II. Dünya Savaşı sonrası dönemde küresel olarak eğitim, sağlık, hukuk
ve siyasi haklar bakımından bir yakınsama görülse de, özellikle
gelişmekte olan ülkelerde kadınlar aleyhine halen ciddi bir eşitsizlik
dikkat çekmektedir. İş gücüne katılımları düşük olan kadınlar ayrıca
çalışırken de bir şekilde adaletsizliklerle karşılaşmaktadır. Ekonomik
güç bakımından kadınların aleyhine gelişen sosyolojik engeller, onları
sosyal hayatın dışına iten 'kadın yoksulluğu'nu da beraberinde
getirmektedir. Bu çalışma, erkeklerin ve kadınların evde, iş yerinde ve
genel olarak toplumda niçin eşit şansa/haklara sahip olmadığını ampirik
olarak araştırmaktadır. Ulaşılan sonuçlar A.B.D.'yi ve Türkiye'yi
temsilen seçilen kadın yöneticilerin verdiği anket cevapları ile
değerlendirilmektedir.

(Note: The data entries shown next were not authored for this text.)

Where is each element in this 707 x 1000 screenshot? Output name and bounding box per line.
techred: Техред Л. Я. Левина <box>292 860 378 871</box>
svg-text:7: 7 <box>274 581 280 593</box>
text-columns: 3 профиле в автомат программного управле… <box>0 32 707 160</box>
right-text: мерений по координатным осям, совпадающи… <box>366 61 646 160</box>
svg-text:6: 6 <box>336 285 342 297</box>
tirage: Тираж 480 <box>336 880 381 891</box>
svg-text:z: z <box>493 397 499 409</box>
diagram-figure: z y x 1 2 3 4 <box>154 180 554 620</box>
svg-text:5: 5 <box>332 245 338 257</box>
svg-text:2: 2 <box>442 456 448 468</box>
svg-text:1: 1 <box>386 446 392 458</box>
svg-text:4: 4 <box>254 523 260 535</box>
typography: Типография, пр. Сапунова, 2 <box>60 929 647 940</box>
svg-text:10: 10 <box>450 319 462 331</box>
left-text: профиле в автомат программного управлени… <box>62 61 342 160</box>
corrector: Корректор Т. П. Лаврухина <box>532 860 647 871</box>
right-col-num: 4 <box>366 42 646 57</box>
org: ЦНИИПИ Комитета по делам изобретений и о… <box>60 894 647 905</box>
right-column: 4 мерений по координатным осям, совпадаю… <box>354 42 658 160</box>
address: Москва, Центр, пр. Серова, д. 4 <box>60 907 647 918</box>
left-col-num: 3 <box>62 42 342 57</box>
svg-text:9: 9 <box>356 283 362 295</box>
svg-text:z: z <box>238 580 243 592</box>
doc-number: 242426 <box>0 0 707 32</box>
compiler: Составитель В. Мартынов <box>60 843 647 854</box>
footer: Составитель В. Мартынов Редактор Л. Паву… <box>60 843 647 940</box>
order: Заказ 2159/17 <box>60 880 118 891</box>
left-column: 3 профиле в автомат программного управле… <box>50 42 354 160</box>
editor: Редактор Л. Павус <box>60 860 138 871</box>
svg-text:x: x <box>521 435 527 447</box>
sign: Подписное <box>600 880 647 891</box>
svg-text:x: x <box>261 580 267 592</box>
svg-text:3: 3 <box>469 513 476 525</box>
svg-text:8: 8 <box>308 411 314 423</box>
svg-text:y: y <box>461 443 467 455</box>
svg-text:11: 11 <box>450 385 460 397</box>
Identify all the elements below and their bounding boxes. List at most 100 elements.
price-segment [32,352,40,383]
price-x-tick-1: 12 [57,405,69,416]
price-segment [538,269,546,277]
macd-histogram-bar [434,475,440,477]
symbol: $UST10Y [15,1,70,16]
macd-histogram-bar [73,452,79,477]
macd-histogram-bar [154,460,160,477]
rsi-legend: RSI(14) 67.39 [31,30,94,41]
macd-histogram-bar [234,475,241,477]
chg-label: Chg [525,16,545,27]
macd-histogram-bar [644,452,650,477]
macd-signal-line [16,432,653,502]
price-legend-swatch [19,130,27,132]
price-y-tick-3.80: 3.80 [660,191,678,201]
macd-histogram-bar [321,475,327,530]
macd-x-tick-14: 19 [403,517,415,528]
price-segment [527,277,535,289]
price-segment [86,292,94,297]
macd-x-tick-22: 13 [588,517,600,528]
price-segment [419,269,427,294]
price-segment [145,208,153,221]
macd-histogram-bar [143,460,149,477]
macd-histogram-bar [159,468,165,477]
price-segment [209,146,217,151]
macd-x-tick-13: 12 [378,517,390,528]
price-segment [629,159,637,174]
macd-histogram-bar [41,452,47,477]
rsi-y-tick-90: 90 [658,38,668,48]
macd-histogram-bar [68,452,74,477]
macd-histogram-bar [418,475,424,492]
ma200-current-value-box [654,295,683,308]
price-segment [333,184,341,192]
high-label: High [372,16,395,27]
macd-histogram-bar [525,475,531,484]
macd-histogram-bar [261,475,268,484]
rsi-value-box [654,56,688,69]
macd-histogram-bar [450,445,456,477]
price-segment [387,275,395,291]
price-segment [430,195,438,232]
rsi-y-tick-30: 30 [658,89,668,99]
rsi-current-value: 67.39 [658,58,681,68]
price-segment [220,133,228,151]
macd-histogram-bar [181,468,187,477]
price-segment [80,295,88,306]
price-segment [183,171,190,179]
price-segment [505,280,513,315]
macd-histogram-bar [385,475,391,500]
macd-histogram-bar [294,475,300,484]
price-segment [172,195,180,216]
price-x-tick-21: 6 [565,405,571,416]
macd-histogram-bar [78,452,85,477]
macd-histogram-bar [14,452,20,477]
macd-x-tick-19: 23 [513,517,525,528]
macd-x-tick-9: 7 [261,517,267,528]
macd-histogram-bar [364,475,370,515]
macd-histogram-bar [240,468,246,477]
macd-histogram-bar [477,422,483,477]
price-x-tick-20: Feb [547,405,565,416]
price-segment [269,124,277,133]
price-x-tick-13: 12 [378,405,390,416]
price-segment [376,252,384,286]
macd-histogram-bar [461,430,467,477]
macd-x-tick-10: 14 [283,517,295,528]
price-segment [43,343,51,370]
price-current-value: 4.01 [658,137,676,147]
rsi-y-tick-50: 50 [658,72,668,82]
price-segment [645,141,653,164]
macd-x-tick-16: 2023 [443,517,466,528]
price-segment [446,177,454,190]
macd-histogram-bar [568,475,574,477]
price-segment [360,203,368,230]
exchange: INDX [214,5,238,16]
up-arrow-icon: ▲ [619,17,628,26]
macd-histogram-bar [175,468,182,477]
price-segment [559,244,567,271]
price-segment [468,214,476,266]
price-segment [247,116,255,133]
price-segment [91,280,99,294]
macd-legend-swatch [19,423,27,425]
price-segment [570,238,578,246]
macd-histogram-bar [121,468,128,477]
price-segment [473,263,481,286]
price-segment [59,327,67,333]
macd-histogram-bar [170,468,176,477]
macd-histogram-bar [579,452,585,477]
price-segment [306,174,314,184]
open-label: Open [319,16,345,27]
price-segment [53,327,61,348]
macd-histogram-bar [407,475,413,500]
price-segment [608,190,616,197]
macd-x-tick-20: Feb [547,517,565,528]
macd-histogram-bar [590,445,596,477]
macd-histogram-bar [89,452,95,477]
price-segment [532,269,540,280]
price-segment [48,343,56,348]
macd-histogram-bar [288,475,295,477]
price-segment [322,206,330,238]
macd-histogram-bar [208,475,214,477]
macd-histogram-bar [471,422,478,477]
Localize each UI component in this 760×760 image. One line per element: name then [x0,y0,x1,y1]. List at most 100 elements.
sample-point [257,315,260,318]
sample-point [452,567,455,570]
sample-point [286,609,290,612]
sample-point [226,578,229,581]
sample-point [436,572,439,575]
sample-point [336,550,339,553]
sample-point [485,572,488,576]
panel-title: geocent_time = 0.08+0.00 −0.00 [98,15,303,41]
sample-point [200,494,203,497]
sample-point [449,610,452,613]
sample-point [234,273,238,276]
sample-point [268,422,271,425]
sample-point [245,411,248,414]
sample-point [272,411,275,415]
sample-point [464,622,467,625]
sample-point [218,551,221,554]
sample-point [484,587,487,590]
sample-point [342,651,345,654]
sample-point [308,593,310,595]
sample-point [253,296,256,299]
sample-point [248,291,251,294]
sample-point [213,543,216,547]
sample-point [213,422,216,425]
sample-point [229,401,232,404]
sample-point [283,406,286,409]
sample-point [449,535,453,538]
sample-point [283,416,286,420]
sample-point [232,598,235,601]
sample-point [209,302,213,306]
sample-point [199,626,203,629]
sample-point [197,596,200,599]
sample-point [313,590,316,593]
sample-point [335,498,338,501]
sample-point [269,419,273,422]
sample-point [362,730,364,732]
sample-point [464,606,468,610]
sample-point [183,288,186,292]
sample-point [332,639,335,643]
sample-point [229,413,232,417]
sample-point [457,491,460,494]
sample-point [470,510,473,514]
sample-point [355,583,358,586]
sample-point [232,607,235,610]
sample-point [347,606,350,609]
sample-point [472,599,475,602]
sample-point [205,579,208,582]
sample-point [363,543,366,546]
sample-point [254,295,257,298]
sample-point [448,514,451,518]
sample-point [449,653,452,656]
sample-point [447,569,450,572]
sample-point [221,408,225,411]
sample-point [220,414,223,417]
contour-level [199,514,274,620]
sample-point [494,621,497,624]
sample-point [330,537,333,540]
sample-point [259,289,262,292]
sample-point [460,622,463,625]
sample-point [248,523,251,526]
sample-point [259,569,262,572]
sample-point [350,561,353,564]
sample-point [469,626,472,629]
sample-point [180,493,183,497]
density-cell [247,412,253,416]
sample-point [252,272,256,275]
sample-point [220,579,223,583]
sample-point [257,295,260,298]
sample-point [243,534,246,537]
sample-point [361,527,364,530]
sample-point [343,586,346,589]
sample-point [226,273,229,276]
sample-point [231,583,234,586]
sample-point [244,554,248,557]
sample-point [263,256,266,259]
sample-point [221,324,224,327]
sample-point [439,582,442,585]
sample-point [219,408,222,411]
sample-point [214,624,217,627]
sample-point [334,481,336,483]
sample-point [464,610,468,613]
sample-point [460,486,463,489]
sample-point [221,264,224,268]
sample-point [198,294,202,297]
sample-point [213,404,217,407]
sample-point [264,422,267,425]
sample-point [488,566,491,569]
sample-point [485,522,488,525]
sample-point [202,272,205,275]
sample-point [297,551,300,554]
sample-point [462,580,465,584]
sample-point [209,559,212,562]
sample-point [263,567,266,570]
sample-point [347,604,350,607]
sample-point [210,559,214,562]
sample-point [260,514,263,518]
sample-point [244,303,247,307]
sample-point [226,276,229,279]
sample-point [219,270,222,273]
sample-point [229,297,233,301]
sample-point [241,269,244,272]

Günlük hayatta sıklıkla karşılaştığımız ve belki
de kabul ettiğimiz ya da kabullenmek zorunda kaldığımız sıradan görünen
yapıların, kadınların çalışma hayatına katılımını nasıl etkilediğini
bilimsel bir yaklaşımla sunan bu çalışma, çalışan-işsiz,
öğrenci-öğretmen, politikacılar, kanun yapıcılar ve uygulayıcılar,
kısacası kadın-erkek herkesin ilgisini çekecek niteliktedir. İlgililere
yararlı olmasını diliyorum.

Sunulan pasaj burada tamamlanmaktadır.